J’ai voulu tester, une fois. « Franchement, pas mal d’avoir des photos de soi. » Allez, reposons une deuxième fois. Puis une troisième. Contrairement à ma volonté première, Instagram a triomphé, m’a écrasée. L’appétence du like m’a poussée à faire ce que je n’aurais jamais envisagé – m’a façonné une conduite – a fait naître en moi de nouveaux désirs. Par mimétisme – donc quelque peu erronés – vous pouvez vous en douter.

Je me suis ainsi créée un monde parallèle via ce mini réseau social. Un monde de paillettes, d’insouciance, de rêve. Un monde loin de moi par bien des côtés. Un monde qui ne véhiculait que des ondes positives, qui me faisait beaucoup sourire. Un monde qui plaisait, un monde qui faisait monter les likes, et qui “marchait.” Montrer ma tête, parfois des looks, raconter des aspects de ma vie c’était cool, et, bercée dans dans cela, sans aucun recul, je n’y ai jamais vu le mal. Je n’y vois toujours pas de mal, rassurez-vous, et je ne serai jamais de celles qui bloquent l’intégralité de leurs contenus de peur que le géant Google vienne les espionner, utiliser leurs données et les dévorer toutes crues. (Sérieux, j’en suis encore au stade “rien à foutre”) Non, non, c’est plus la question identitaire qui est venue à moi. Ce parallélisme entre moi, mon vrai moi, celle qui ne se prend pas du tout au sérieux, qui se paye sa tronche ouvertement, qui met très peu de make-up, qui porte très peu de bijoux, qui se trimballe le même sac à main depuis 4 hivers et l’image que je pouvais véhiculer à travers les réseaux sociaux. Entre moi et l’image publique qui peut se créer très vite à travers quelques photos et articles.

En discutant avec Elle, j’ai réalisé le fossé entre ce que je montrais et la personne que j’étais. J’ai réalisé le pouvoir que prennent aujourd’hui les médias sociaux dans nos vies – et cette force de pouvoir devenir n’importe qui. J’ai pris peur je vous le dis. 

Et puis… autre chose m’a dérangé. Ce quelque chose dont je ne m’étais jamais rendu compte auparavant : cette monstrueuse – et fâcheuse – superficialité qui, malheureusement, se cache derrière le mot “blog”. Tous ces gens qui ne lisent pas de “blogs”, ou qui n’en tiennent pas : m’étais-je mis à leur place un jour ? J’ai pris conscience – et je pense que nous le devons tous – notre société actuelle (et de tout temps) met vite des gens dans des cases. Tant mieux si les copains blogueurs l’assument totalement – moi – à des moments – je n’en peux plus de cette case. Je n’en peux plus de voir des anciens potes s’éloigner de moi à cause de la désastreuse image que peuvent avoir les blogs aujourd’hui.
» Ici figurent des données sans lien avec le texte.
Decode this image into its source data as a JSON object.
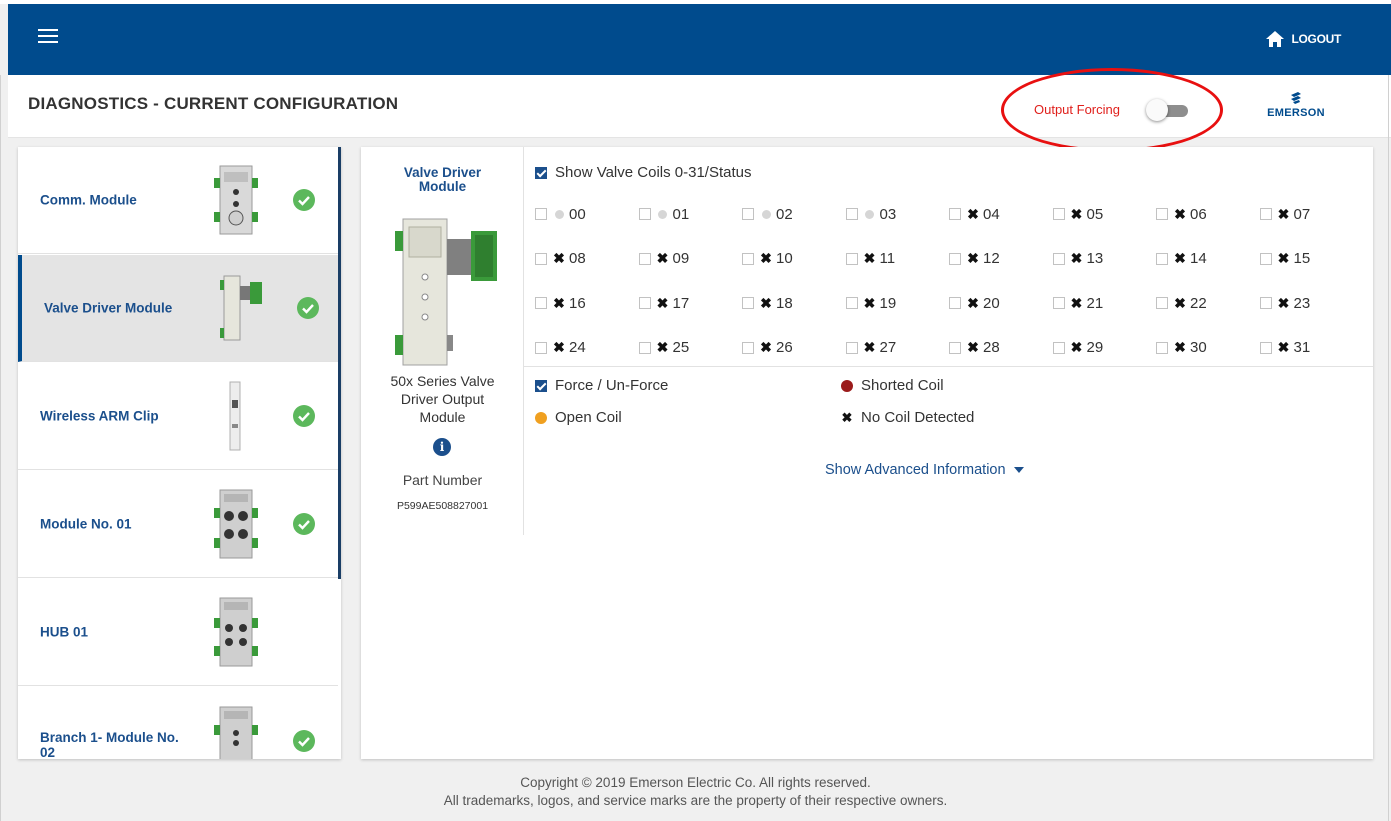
{
  "topbar": {
    "menu_icon": "hamburger-icon",
    "logout_icon": "home-icon",
    "logout_label": "LOGOUT"
  },
  "header": {
    "title": "DIAGNOSTICS - CURRENT CONFIGURATION",
    "output_forcing_label": "Output Forcing",
    "output_forcing_on": false,
    "logo_text": "EMERSON"
  },
  "sidebar": {
    "items": [
      {
        "label": "Comm. Module",
        "status": "ok"
      },
      {
        "label": "Valve Driver Module",
        "status": "ok",
        "active": true
      },
      {
        "label": "Wireless ARM Clip",
        "status": "ok"
      },
      {
        "label": "Module No. 01",
        "status": "ok"
      },
      {
        "label": "HUB 01"
      },
      {
        "label": "Branch 1- Module No. 02",
        "status": "ok"
      }
    ]
  },
  "module": {
    "title": "Valve Driver Module",
    "description": "50x Series Valve Driver Output Module",
    "part_number_label": "Part Number",
    "part_number": "P599AE508827001"
  },
  "coils": {
    "show_label": "Show Valve Coils 0-31/Status",
    "show_checked": true,
    "items": [
      {
        "num": "00",
        "state": "ok"
      },
      {
        "num": "01",
        "state": "ok"
      },
      {
        "num": "02",
        "state": "ok"
      },
      {
        "num": "03",
        "state": "ok"
      },
      {
        "num": "04",
        "state": "none"
      },
      {
        "num": "05",
        "state": "none"
      },
      {
        "num": "06",
        "state": "none"
      },
      {
        "num": "07",
        "state": "none"
      },
      {
        "num": "08",
        "state": "none"
      },
      {
        "num": "09",
        "state": "none"
      },
      {
        "num": "10",
        "state": "none"
      },
      {
        "num": "11",
        "state": "none"
      },
      {
        "num": "12",
        "state": "none"
      },
      {
        "num": "13",
        "state": "none"
      },
      {
        "num": "14",
        "state": "none"
      },
      {
        "num": "15",
        "state": "none"
      },
      {
        "num": "16",
        "state": "none"
      },
      {
        "num": "17",
        "state": "none"
      },
      {
        "num": "18",
        "state": "none"
      },
      {
        "num": "19",
        "state": "none"
      },
      {
        "num": "20",
        "state": "none"
      },
      {
        "num": "21",
        "state": "none"
      },
      {
        "num": "22",
        "state": "none"
      },
      {
        "num": "23",
        "state": "none"
      },
      {
        "num": "24",
        "state": "none"
      },
      {
        "num": "25",
        "state": "none"
      },
      {
        "num": "26",
        "state": "none"
      },
      {
        "num": "27",
        "state": "none"
      },
      {
        "num": "28",
        "state": "none"
      },
      {
        "num": "29",
        "state": "none"
      },
      {
        "num": "30",
        "state": "none"
      },
      {
        "num": "31",
        "state": "none"
      }
    ]
  },
  "legend": {
    "force_label": "Force / Un-Force",
    "force_checked": true,
    "shorted_label": "Shorted Coil",
    "shorted_color": "#9b1b1b",
    "open_label": "Open Coil",
    "open_color": "#f0a020",
    "nocoil_label": "No Coil Detected",
    "nocoil_symbol": "✖"
  },
  "advanced_label": "Show Advanced Information",
  "footer": {
    "line1": "Copyright © 2019 Emerson Electric Co. All rights reserved.",
    "line2": "All trademarks, logos, and service marks are the property of their respective owners."
  },
  "colors": {
    "brand_blue": "#004b8d",
    "link_blue": "#1b4f8c",
    "success_green": "#5cb85c",
    "alert_red": "#e0201c"
  }
}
Je n’en peux plus de voir d’autres personnes se rapprocher de moi, de me parler que du blog, des produits que j’ai la chance de recevoir ou des restaurants que j’ai la chance de tester en exclusivité lorsque je voudrais parler de TOUT sauf de ces privilèges dont je suis consciente et qui sont parfois « indécents » à évoquer. Je n’en peux plus d’être – parfois – le centre de certaines conversations juste parce que j’ai une p*** d’image en ligne et que mon espace de création commence à être (un petit peu) vu. Je n’en peux plus de n’être réduite qu’à ça – parfois – que ces putins de mots que je n’écrivais – à la base – que pour moi – se transforment en pauses récréatives pour des personnes mal intentionnées ou conduisent à une déformation de mon identité. 
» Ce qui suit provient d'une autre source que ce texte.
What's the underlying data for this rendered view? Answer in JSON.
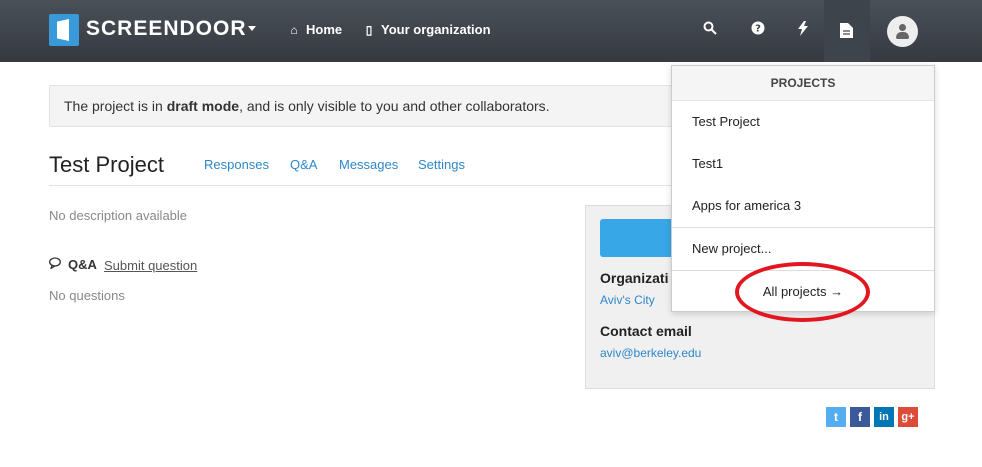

Petite mise en perspective : oui je reçois des produits, oui je les choisis, oui je crois en leurs valeurs – oui j’aime les marques avec lesquelles je travaille – oui j’aime les concepts que je teste. Et cela ne fait pas de moi la Blogueuse = Blonde = Sourire Bright = Connasse. 

Oui – faut assumer de – parfois – véhiculer cette image de princesse parisienne blogueuse un brin superficielle – lorsque – la plupart du temps – tu kiffes avec tes potes, tu payes ton sandwich 20 balles et tu te fonds dans la masse. 

Autre chose :  la dépendance… La dépendance à ces petits réseaux qui prennent tant de place de nos jours. Je voudrais vous parler du livre que j’ai – parfois – du mal à ouvrir pour mieux pianoter sur Instagram, apposer des petits commentaires et compter mes likes – Je voudrais vous parler du mini stress lorsque je ne capte pas durant un weekend entier et que je sais qu’il y a des choses que je dois poster – Je voudrais vous parler de la ridicule satisfaction qu’il est possible d’éprouver pour quelques nouveaux abonnés. Cette dépendance affreuse, futile, déprimante et qui commence à me peser, sincèrement. 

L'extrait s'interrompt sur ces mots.